Argoff C E, Comly M E, Blanchette-Mackie J, Kruth H S, Pye H T, Goldin E, Kaneski C, Vanier M T, Brady R O, Pentchev P G
Developmental and Metabolic Neurology Branch, National Institute of Neurological Disorders and Stroke, National Institutes of Health, Bethesda, MD 20892.
Biochim Biophys Acta. 1991 Jun 5;1096(4):319-27. doi: 10.1016/0925-4439(91)90068-k.
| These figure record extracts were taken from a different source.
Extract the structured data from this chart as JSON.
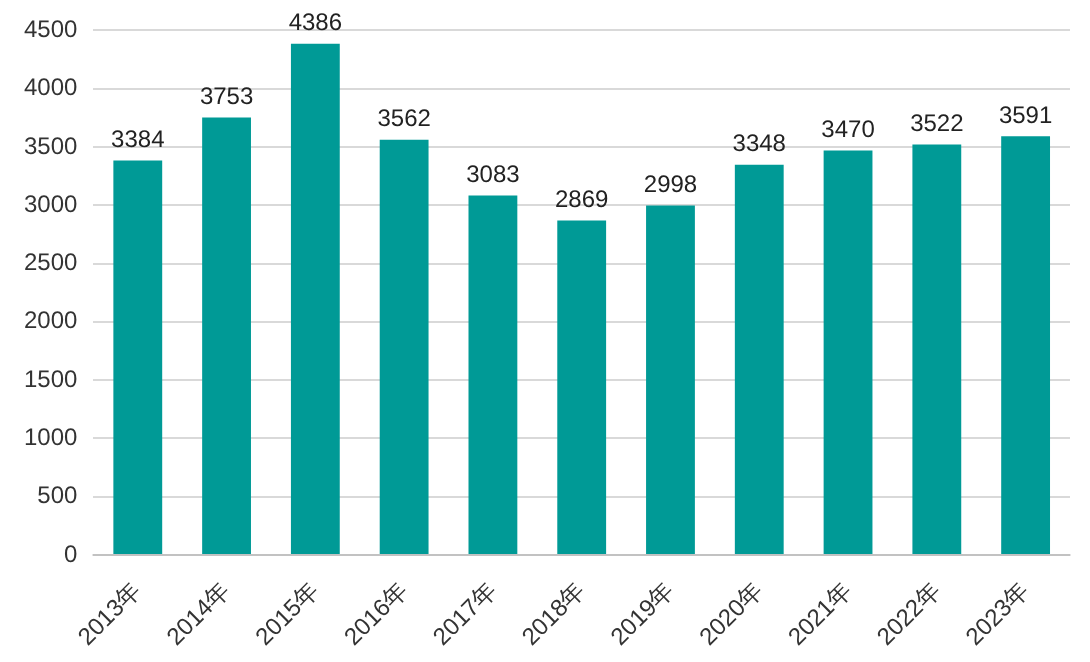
{
  "chart_data": {
    "type": "bar",
    "categories": [
      "2013年",
      "2014年",
      "2015年",
      "2016年",
      "2017年",
      "2018年",
      "2019年",
      "2020年",
      "2021年",
      "2022年",
      "2023年"
    ],
    "values": [
      3384,
      3753,
      4386,
      3562,
      3083,
      2869,
      2998,
      3348,
      3470,
      3522,
      3591
    ],
    "color": "#009a96",
    "ylim": [
      0,
      4500
    ],
    "yticks": [
      0,
      500,
      1000,
      1500,
      2000,
      2500,
      3000,
      3500,
      4000,
      4500
    ],
    "grid": "y",
    "data_labels": true
  }
}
A uniquely attenuated disruption of cholesterol homeostasis has been characterized in certain Niemann-Pick, type C (NP-C) fibroblasts. Uptake of LDL-cholesterol by cultured fibroblasts derived from two clinically affected brothers with this variant biochemical phenotype led to less intracellular accumulation of unesterified cholesterol than found in other typical cell lines. This limited cholesterol lipidosis in the variant NP-C cells reflected cholesterol processing errors that differed from the cellular lesions in classical NP-C cells in the following ways: (1) a more limited intracellular distribution of the excessive unesterified cholesterol; (2) shorter and more transient delays in the induction of cholesterol-mediated homeostatic responses; and (3) more efficient intracellular transport of exogenously derived cholesterol to the plasma membrane and the endoplasmic reticulum. Activation of acyl-CoA cholesterol acyltransferase (ACAT) was greater than 100-fold in both control and NP-C fibroblasts when cell cultures were preconditioned with 25-hydroxycholesterol, but the subsequent esterification of exogenous non-lipoprotein [3H]cholesterol remained deficient in all NP-C cells. In the variant NP-C cells conditioned with the oxysterol, this esterification of exogenous [3H]cholesterol was less affected than in classical NP-C cultures. The NP-C mutation affects a broad spectrum of metabolic responses related to the processing of exogenously derived cholesterol. Among this pleiotropic array of deficient responses, retarded intracellular cholesterol transport appears most closely linked to the primary mutation. This conclusion is supported by two current observations: (1) the degree to which sterol transport is affected in mutant cells in turn reflects the extent to which cholesterol-homeostatic responses are compromised; and (2) sterol transport remains deficient despite concurrent normal activation of other cellular responses, such as cholesterol esterification.
在某些尼曼-匹克C型(NP-C)成纤维细胞中,已发现一种独特的胆固醇稳态减弱性破坏。来自两名具有这种变异生化表型的临床受累兄弟的培养成纤维细胞对低密度脂蛋白胆固醇(LDL-胆固醇)的摄取,导致细胞内未酯化胆固醇的积累比其他典型细胞系少。变异NP-C细胞中这种有限的胆固醇脂沉积反映了胆固醇加工错误,其与经典NP-C细胞中的细胞病变在以下方面有所不同:(1)过量未酯化胆固醇在细胞内的分布更有限;(2)胆固醇介导的稳态反应诱导延迟更短且更短暂;(3)外源性胆固醇向质膜和内质网的细胞内转运更有效。当细胞培养物用25-羟胆固醇预处理时,对照和成纤维细胞中酰基辅酶A胆固醇酰基转移酶(ACAT)的激活均大于100倍,但随后外源性非脂蛋白[3H]胆固醇的酯化在所有NP-C细胞中仍然不足。在用氧化甾醇预处理的变异NP-C细胞中,外源性[3H]胆固醇的这种酯化比在经典NP-C培养物中受影响更小。NP-C突变影响与外源性胆固醇加工相关的广泛代谢反应。在这一系列多效性的缺陷反应中,细胞内胆固醇转运延迟似乎与原发性突变联系最为紧密。这一结论得到了目前两项观察结果的支持:(1)突变细胞中甾醇转运受影响的程度反过来反映了胆固醇稳态反应受损的程度;(2)尽管其他细胞反应(如胆固醇酯化)同时正常激活,但甾醇转运仍然不足。